Scope Policies

How to control what API scopes a connected account can use with allow, review, and block policies at the scope level.

Scope policies let you control how agents use connected accounts at a granular level. Instead of giving an agent blanket access to an entire API, you can set per-scope rules that allow, require review, or block specific categories of API operations.

How Scopes Work

Every connected account provider has a set of OAuth scopes that govern what API operations are possible. For example, Gmail has scopes like gmail.readonly (view emails), gmail.send (send emails), and gmail.full (read, compose, send, and permanently delete emails).

When an agent makes an API request through the proxy, Superagent matches the request's HTTP method and path against a scope map for that provider. The scope map contains over 4,000 endpoint-to-scope mappings across 40 providers. For example, GET /gmail/v1/users/*/messages maps to scopes like gmail.readonly and gmail.modify.

Once the scopes are identified, the policy resolver determines what to do.

Policy Decisions

Each scope can have one of three policy decisions:

Allow

The request proceeds immediately without user intervention. Use this for operations you trust the agent to perform autonomously.

Example: You might allow gmail.readonly so your agent can check for new emails without asking.

Review

The request is paused, and you receive a notification asking you to approve or deny it. The agent waits (up to 5 minutes) for your decision. If you do not respond in time, the request times out and the agent receives an error.

Example: You might set gmail.send to review so that you can verify email content before the agent sends it.

Block

The request is immediately rejected. The agent receives an error indicating the request was blocked by policy. Use this to prevent agents from performing specific operations entirely.

Example: You might block gmail.full to prevent permanent email deletion.

Policy Resolution Order

When a request matches one or more scopes, Superagent resolves the effective policy using a three-tier hierarchy:

  1. Explicit scope policy — If you have set a policy for a specific scope (e.g., gmail.send = review), that policy applies.
  2. Account default — If no explicit scope policy exists, the account-level default applies. This is configured as the * scope in the policy editor.
  3. Global default — If no account default is set, the global default from your user settings applies. The factory default is review.

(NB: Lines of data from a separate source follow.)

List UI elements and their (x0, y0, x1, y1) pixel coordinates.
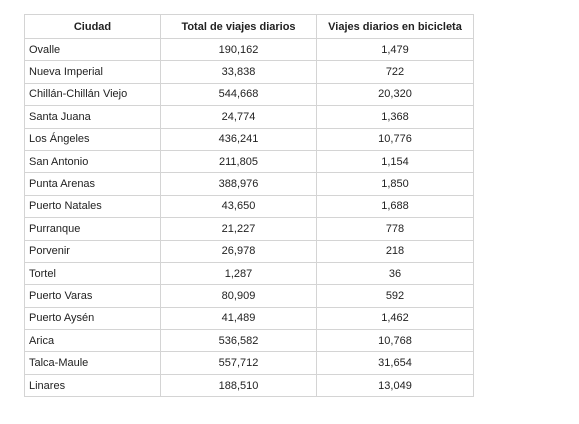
number-cell: 20,320 (316, 82, 474, 107)
table-row: Porvenir 26,978 218 (24, 239, 474, 263)
number-cell: 188,510 (160, 373, 317, 398)
table-row: Nueva Imperial 33,838 722 (24, 60, 474, 84)
city-cell: Tortel (24, 261, 161, 286)
number-cell: 722 (316, 60, 474, 84)
city-cell: Santa Juana (24, 105, 161, 129)
header-row: Ciudad Total de viajes diarios Viajes diar… (24, 14, 474, 39)
number-cell: 557,712 (160, 351, 317, 375)
number-cell: 592 (316, 284, 474, 308)
number-cell: 388,976 (160, 172, 317, 196)
number-cell: 1,850 (316, 172, 474, 196)
number-cell: 21,227 (160, 217, 317, 241)
city-cell: Arica (24, 329, 161, 353)
number-cell: 536,582 (160, 329, 317, 353)
table-row: San Antonio 211,805 1,154 (24, 149, 474, 174)
city-cell: Puerto Varas (24, 284, 161, 308)
number-cell: 10,768 (316, 329, 474, 353)
table-row: Tortel 1,287 36 (24, 261, 474, 286)
number-cell: 1,479 (316, 37, 474, 62)
number-cell: 436,241 (160, 127, 317, 151)
number-cell: 26,978 (160, 239, 317, 263)
city-cell: Chillán-Chillán Viejo (24, 82, 161, 107)
number-cell: 218 (316, 239, 474, 263)
city-cell: Ovalle (24, 37, 161, 62)
number-cell: 33,838 (160, 60, 317, 84)
number-cell: 1,688 (316, 194, 474, 219)
number-cell: 190,162 (160, 37, 317, 62)
table-row: Puerto Natales 43,650 1,688 (24, 194, 474, 219)
number-cell: 1,287 (160, 261, 317, 286)
number-cell: 31,654 (316, 351, 474, 375)
city-cell: San Antonio (24, 149, 161, 174)
table-row: Linares 188,510 13,049 (24, 373, 474, 398)
number-cell: 211,805 (160, 149, 317, 174)
city-cell: Puerto Natales (24, 194, 161, 219)
header-cell: Ciudad (24, 14, 161, 39)
city-cell: Talca-Maule (24, 351, 161, 375)
city-cell: Punta Arenas (24, 172, 161, 196)
table-row: Purranque 21,227 778 (24, 217, 474, 241)
table-body: Ovalle 190,162 1,479 Nueva Imperial 33,838 72… (24, 37, 474, 398)
city-cell: Linares (24, 373, 161, 398)
table-row: Santa Juana 24,774 1,368 (24, 105, 474, 129)
number-cell: 43,650 (160, 194, 317, 219)
number-cell: 24,774 (160, 105, 317, 129)
table-row: Chillán-Chillán Viejo 544,668 20,320 (24, 82, 474, 107)
number-cell: 41,489 (160, 306, 317, 331)
table-row: Punta Arenas 388,976 1,850 (24, 172, 474, 196)
number-cell: 544,668 (160, 82, 317, 107)
data-table: Ciudad Total de viajes diarios Viajes diar… (24, 14, 474, 398)
number-cell: 36 (316, 261, 474, 286)
number-cell: 1,462 (316, 306, 474, 331)
header-cell: Viajes diarios en bicicleta (316, 14, 474, 39)
number-cell: 1,154 (316, 149, 474, 174)
number-cell: 10,776 (316, 127, 474, 151)
number-cell: 778 (316, 217, 474, 241)
city-cell: Los Ángeles (24, 127, 161, 151)
header-cell: Total de viajes diarios (160, 14, 317, 39)
number-cell: 1,368 (316, 105, 474, 129)
city-cell: Puerto Aysén (24, 306, 161, 331)
table-row: Puerto Varas 80,909 592 (24, 284, 474, 308)
table-row: Puerto Aysén 41,489 1,462 (24, 306, 474, 331)
number-cell: 13,049 (316, 373, 474, 398)
table-row: Arica 536,582 10,768 (24, 329, 474, 353)
city-cell: Porvenir (24, 239, 161, 263)
table-row: Talca-Maule 557,712 31,654 (24, 351, 474, 375)
city-cell: Nueva Imperial (24, 60, 161, 84)
city-cell: Purranque (24, 217, 161, 241)
table-row: Los Ángeles 436,241 10,776 (24, 127, 474, 151)
table-row: Ovalle 190,162 1,479 (24, 37, 474, 62)
number-cell: 80,909 (160, 284, 317, 308)
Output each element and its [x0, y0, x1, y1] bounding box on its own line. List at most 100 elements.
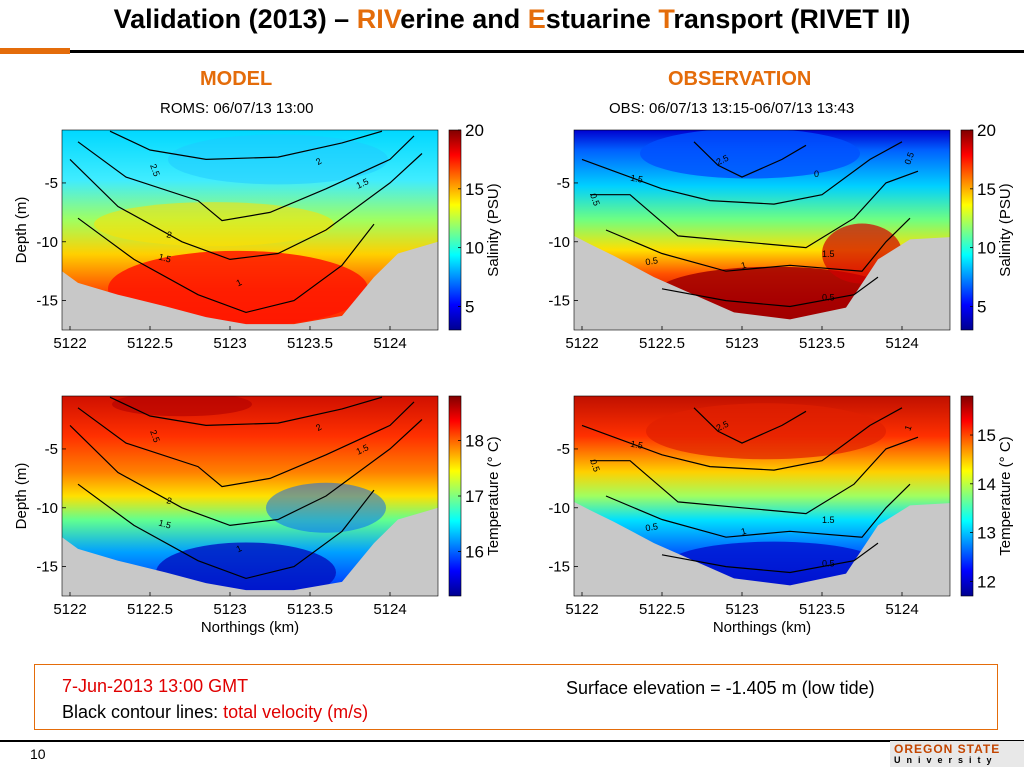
model-temperature-xtick-0: 5122 — [53, 601, 86, 618]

When a request matches multiple scopes and those scopes have different policies, the most permissive decision wins. For example, if a request matches both gmail.readonly (allow) and gmail.modify (review), the request is allowed. This ensures that an agent is not blocked when any of the matched scopes permits the operation.

Configuring Scope Policies

From the Settings Dialog

  1. Navigate to Settings > Connections.
  2. Find the connected account you want to configure.
  3. Click the Policies button (shield icon) on the account row.
  4. The scope policy editor opens, showing:
    • Account Default — The fallback policy for scopes without explicit rules. Set to "Default" to inherit from your global settings.
    • Per-scope list — Every scope available for the provider, with its current policy and a description of what the scope grants.
  5. Use the toggle for each scope to set it to Allow, Review, Block, or Default.
  6. Click Save Policies to apply.

From a Review Prompt

When an agent's request triggers a review, the review prompt appears in the chat session. Along with the approve/deny buttons, the prompt offers an Always Allow option that sets an explicit "allow" policy for the matched scopes. This is a convenient way to build up policies as you use the agent, without needing to configure everything upfront.

When you choose "Always Allow" on a review prompt, any other pending reviews for the same agent and scope are automatically resolved as allowed.

Scope Descriptions

Each scope in the policy editor shows a human-readable description of what that scope grants. These descriptions come from official provider documentation — for example, GitHub's repo scope shows "Grants full access to public and private repositories: code, commit statuses, invitations, collaborators, deployments, and webhooks."

The review prompt shown during a review uses a more specific endpoint-level description when available — for example, "Gets the specified message" rather than the broader scope description. This helps you make informed decisions about individual requests.

Audit Trail

Every policy decision is recorded in the proxy audit log:

  • allow — The request was auto-approved by policy.
  • approved_by_user — The request was in review and the user approved it.
  • denied_by_user — The request was in review and the user denied it.
  • block — The request was blocked by policy without prompting.
  • review_timeout — The request was in review but the user did not respond within 5 minutes.

You can review these entries in the Audit Logging interface.